What they saw that day at RAF Cranwell, the remote base where these test flights were taking place, impressed them enough that they decided to build a jet aircraft themselves, and develop an engine in-house, to avoid the risks of the inter-company friction that were bedevilling the progress of Gloster's project, which led in due course to the Meteor. Eighteen months later, the Vampire was ready to take to the air.
The engine that Halford designed was significantly more efficient than the one created for the officially sponsored Gloster aircraft, and the reasons for that cast light on the nature of the problems caused by the divided design responsibilities of the Gloster team. Because of the risk of sympathetic vibrations of the main shaft, it was kept short, to the extent that the air passing through the compressor had to have reverse bends, which had an adverse effect on the efficiency of the compressor. Halford simply used a longer, larger-diameter, shaft, which was less prone to vibration, while giving room for the compressor air to take a smoother path through the engine. Some members of the Gloster team had suggested that solution earlier, but others vetoed it, because to them the shaft diameter was sacrosanct!
Although the Meteor flew before the Vampire, and saw limited action during WW II, its early versions were not really mature enough for effective front-line operations, and its only operational success was against V-1 cruise missiles heading for London. The Vampire entered service shortly after the end of the War.
The Initial Image
This is the headline image from a review by Scott van Aken; the model is a Vampire FB.5 of the New Zealand Air Force. I think the FB.5 was the most produced mark of the Vampire, and it served with a number of airforces world-wide.
Despite the modest pixel count of the image, it is very clear and easy to read, with good definition and lighting over the whole airframe. Very little needed to be done to get it prepared for pasting to the background image.

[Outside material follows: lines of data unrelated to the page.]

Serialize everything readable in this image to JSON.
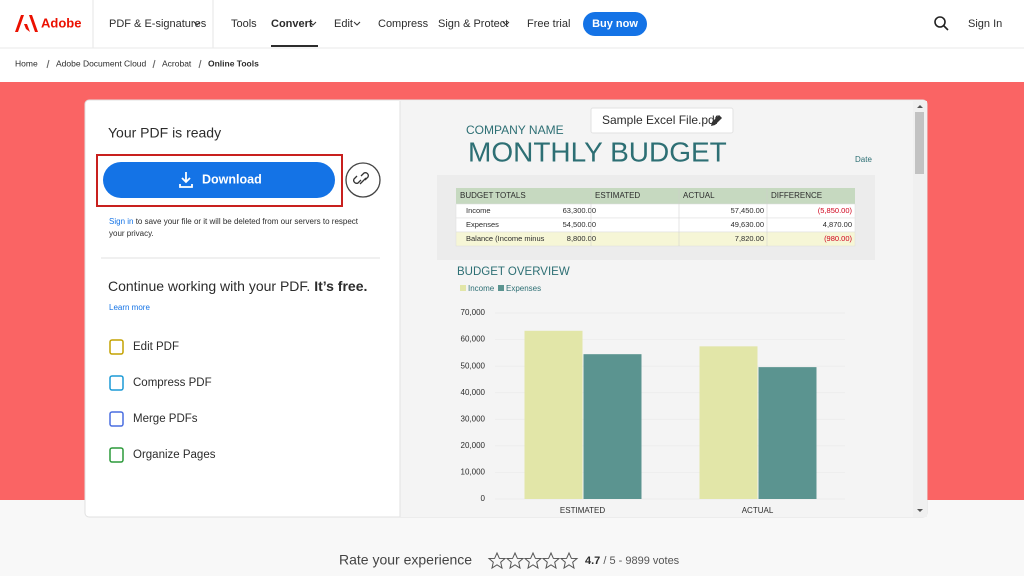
{
  "header": {
    "brand": "Adobe",
    "nav": [
      "PDF & E-signatures",
      "Tools",
      "Convert",
      "Edit",
      "Compress",
      "Sign & Protect",
      "Free trial"
    ],
    "cta": "Buy now",
    "sign_in": "Sign In"
  },
  "breadcrumb": [
    "Home",
    "Adobe Document Cloud",
    "Acrobat",
    "Online Tools"
  ],
  "panel": {
    "title": "Your PDF is ready",
    "download": "Download",
    "sign_in_link": "Sign in",
    "notice": " to save your file or it will be deleted from our servers to respect",
    "notice_2": "your privacy.",
    "continue": "Continue working with your PDF.",
    "free": "It’s free.",
    "learn_more": "Learn more",
    "tools": [
      "Edit PDF",
      "Compress PDF",
      "Merge PDFs",
      "Organize Pages"
    ]
  },
  "preview": {
    "file_name": "Sample Excel File.pdf",
    "company": "COMPANY NAME",
    "heading": "MONTHLY BUDGET",
    "date": "Date",
    "table": {
      "header": [
        "BUDGET TOTALS",
        "ESTIMATED",
        "ACTUAL",
        "DIFFERENCE"
      ],
      "rows": [
        [
          "Income",
          "63,300.00",
          "57,450.00",
          "(5,850.00)"
        ],
        [
          "Expenses",
          "54,500.00",
          "49,630.00",
          "4,870.00"
        ],
        [
          "Balance (Income minus",
          "8,800.00",
          "7,820.00",
          "(980.00)"
        ]
      ]
    }
  },
  "chart_data": {
    "type": "bar",
    "title": "BUDGET OVERVIEW",
    "categories": [
      "ESTIMATED",
      "ACTUAL"
    ],
    "series": [
      {
        "name": "Income",
        "color": "#e2e6a8",
        "values": [
          63300,
          57450
        ]
      },
      {
        "name": "Expenses",
        "color": "#5b9490",
        "values": [
          54500,
          49630
        ]
      }
    ],
    "ylim": [
      0,
      70000
    ],
    "yticks": [
      0,
      {
        "value": 10000,
        "label": "10,000"
      },
      {
        "value": 20000,
        "label": "20,000"
      },
      {
        "value": 30000,
        "label": "30,000"
      },
      {
        "value": 40000,
        "label": "40,000"
      },
      {
        "value": 50000,
        "label": "50,000"
      },
      {
        "value": 60000,
        "label": "60,000"
      },
      {
        "value": 70000,
        "label": "70,000"
      }
    ],
    "grid": true
  },
  "rating": {
    "label": "Rate your experience",
    "score": "4.7",
    "votes": "/ 5 - 9899 votes"
  }
}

I'm probably biassed in favour of the Vampire vis-a-vis the Meteor, since De Havilland is a local outfit to my adopted home town. But to my eye, the Vampire looked right from the start, whereas the early Meteors were frankly a bit of a mess – The Meteor F.8 was the first of the breed that achieved a harmonious appearance.
Like the Mosquito, the Vampire incorporated a lot of wood in its structure, but unlike the Mosquito, the outer skin was of metal. Mosquitoes needed to be protected from damp conditions; if they were kept outdoors in wet weather, serious damage could occur, especially to the plywood skinning. The Banff Strike Wing, operating from the less than sunny climes of northern Scotland, tried to hanger their Mosquitoes overnight whenever possible. I think the relative scarcity of preserved Mosquitoes may be due to this fragility of the airframe.